Canopy co-hosted the forum alongside No. 17 Foundation and Tsao Pao Chee Group. Together, they united industry experts, investors, and philanthropists to discuss the mobilization of a $2 billion investment.

One outcome is a blended finance platform to help phase out high-carbon, wood-dependent products in favour of ‘next-generation’ alternatives. While it will be designed for deployment in India, it is set to be replicated elsewhere and further a global initiative to mobilize $78 billion into global infrastructure for next-generation materials by 2033.

The finance architecture sets out to de-risk early investments, attract institutional capital, and establish 1.5 million tonnes of packaging, paper, and textile production capacity in India – utilizing resources like recycled textiles and agricultural residues.

Current finance flows have been calculated at $200 billion, which is thought to be one-third of the necessary funding to achieve climate, biodiversity, and land degradation targets by 2030. Additionally, scaling the shift to next-generation materials in India is projected to require $13–15 billion in investment.

With a $2 billion investment programme, Canopy and its partners aim to boost market confidence, accumulate private capital with catalytic investors and public finance, and drive ‘impactful’ project pipelines.

It also hopes to strengthen India’s industrial competitiveness by creating new income opportunities for rural communities, as well as reducing input volatility – helping producers meet increasing demand for lower-impact and traceable inputs – and improving air quality.

For example, diverting agricultural waste is hoped to reduce seasonal air pollution in Delhi while supporting rural income and mill modernization.

“This is the moment to reimagine how capital flows to climate solutions at scale,” said Nicole Rycroft, founder and executive director of Canopy. “The blended finance model that we’re unveiling today will lay the foundation for replacing high-carbon forest fibre in global paper, packaging, and textile supply chains, while establishing a finance blueprint that can be replicated in other key markets.

“If we want to transform high-impact global commodity sectors at the pace required, we need finance models that share both risk and reward with the market — and that can scale across borders.

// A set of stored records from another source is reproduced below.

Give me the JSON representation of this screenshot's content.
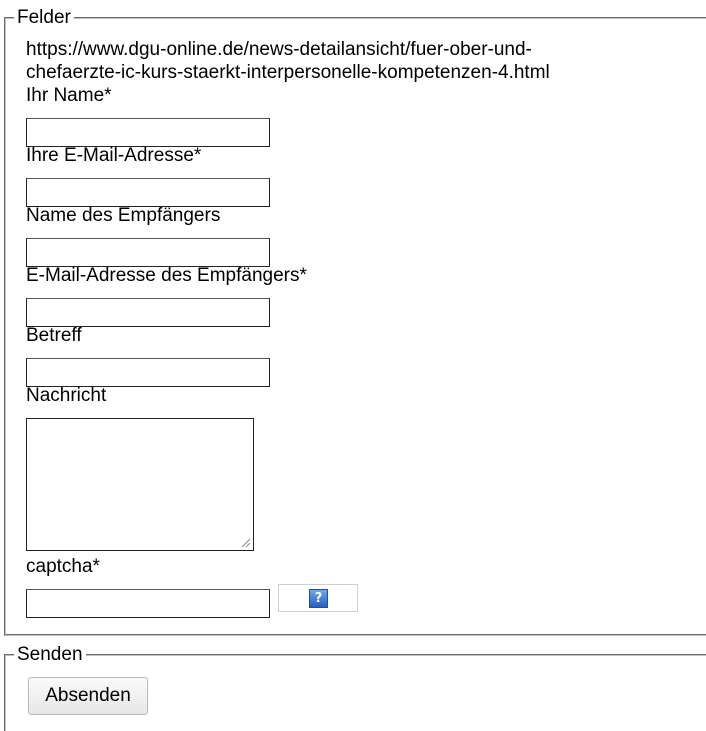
{
  "form": {
    "felder_legend": "Felder",
    "url_line1": "https://www.dgu-online.de/news-detailansicht/fuer-ober-und-",
    "url_line2": "chefaerzte-ic-kurs-staerkt-interpersonelle-kompetenzen-4.html",
    "fields": {
      "name_label": "Ihr Name*",
      "name_value": "",
      "email_label": "Ihre E-Mail-Adresse*",
      "email_value": "",
      "recipient_name_label": "Name des Empfängers",
      "recipient_name_value": "",
      "recipient_email_label": "E-Mail-Adresse des Empfängers*",
      "recipient_email_value": "",
      "subject_label": "Betreff",
      "subject_value": "",
      "message_label": "Nachricht",
      "message_value": "",
      "captcha_label": "captcha*",
      "captcha_value": ""
    },
    "captcha_help_glyph": "?",
    "captcha_help_icon": "help-icon",
    "senden_legend": "Senden",
    "submit_label": "Absenden"
  },
  "colors": {
    "help_icon_blue": "#2560c0",
    "input_border": "#222222",
    "fieldset_border": "#c0c0c0"
  }
}
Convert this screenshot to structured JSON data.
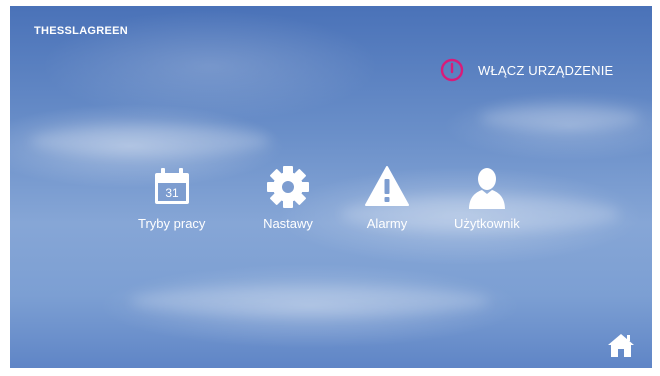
{
  "brand": "THESSLAGREEN",
  "power": {
    "label": "WŁĄCZ URZĄDZENIE",
    "icon": "power-icon",
    "icon_color": "#d81b7a"
  },
  "menu": [
    {
      "label": "Tryby pracy",
      "icon": "calendar-icon",
      "day": "31"
    },
    {
      "label": "Nastawy",
      "icon": "gear-icon"
    },
    {
      "label": "Alarmy",
      "icon": "warning-icon"
    },
    {
      "label": "Użytkownik",
      "icon": "user-icon"
    }
  ],
  "home": {
    "icon": "home-icon"
  },
  "colors": {
    "sky_top": "#4a72b8",
    "sky_mid": "#86a6d6",
    "text": "#ffffff",
    "accent": "#d81b7a"
  }
}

Investors and brands here today are helping build exactly that.”

Looking ahead, Canopy plans to secure partners for exploring anchor capital and future offtake agreements.

“With these targeted structures in place, we can drive the investment needed to turn waste into high-value and circular everyday commodities,” added Zoë Caron, strategic lead for Global Investments at Canopy. “Many agricultural residues are still being burned on the fields, when we know they can be used more sustainably, cutting air pollution and scaling a sustainable supply chain for paper, packaging, and textiles.”

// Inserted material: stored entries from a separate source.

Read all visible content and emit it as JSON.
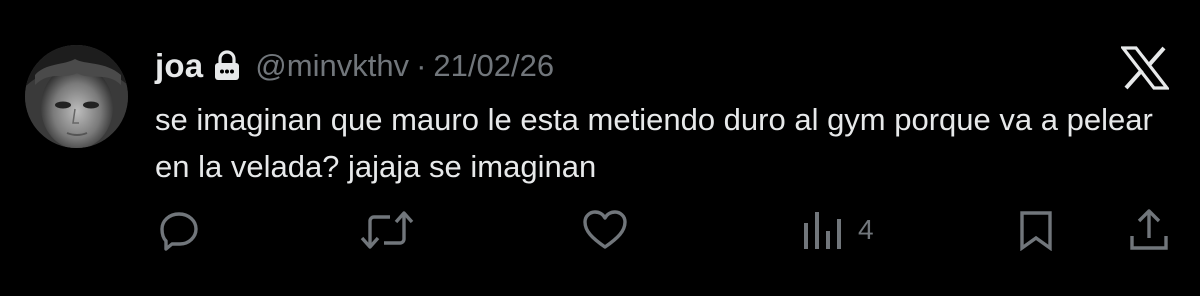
{
  "tweet": {
    "display_name": "joa",
    "handle": "@minvkthv",
    "separator": "·",
    "date": "21/02/26",
    "text": "se imaginan que mauro le esta metiendo duro al gym porque va a pelear en la velada? jajaja se imaginan",
    "views_count": "4"
  },
  "icons": {
    "lock": "lock-icon",
    "brand": "x-logo-icon",
    "reply": "reply-icon",
    "retweet": "retweet-icon",
    "like": "like-icon",
    "views": "views-icon",
    "bookmark": "bookmark-icon",
    "share": "share-icon"
  },
  "colors": {
    "background": "#000000",
    "primary_text": "#e7e9ea",
    "secondary_text": "#71767b"
  }
}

At last year’s Davos event, NBCo presented its ‘disappearing’ fibre-based bottle. This package was designed to be up to 99% recyclable and biodegradable in the natural environment, and sought to become a replacement for conventional plastic bottles.

Rajesh Khosla, CEO of AGI Greenpac Limited, has since spoken to Packaging Europe about the changing outlook for the production and consumption of packaging in India. He discussed the growing consumer preference for compostable, paper-based, and recycled glass packaging formats, and anticipated that the evolution of technology and national policy would influence packaging design going forward.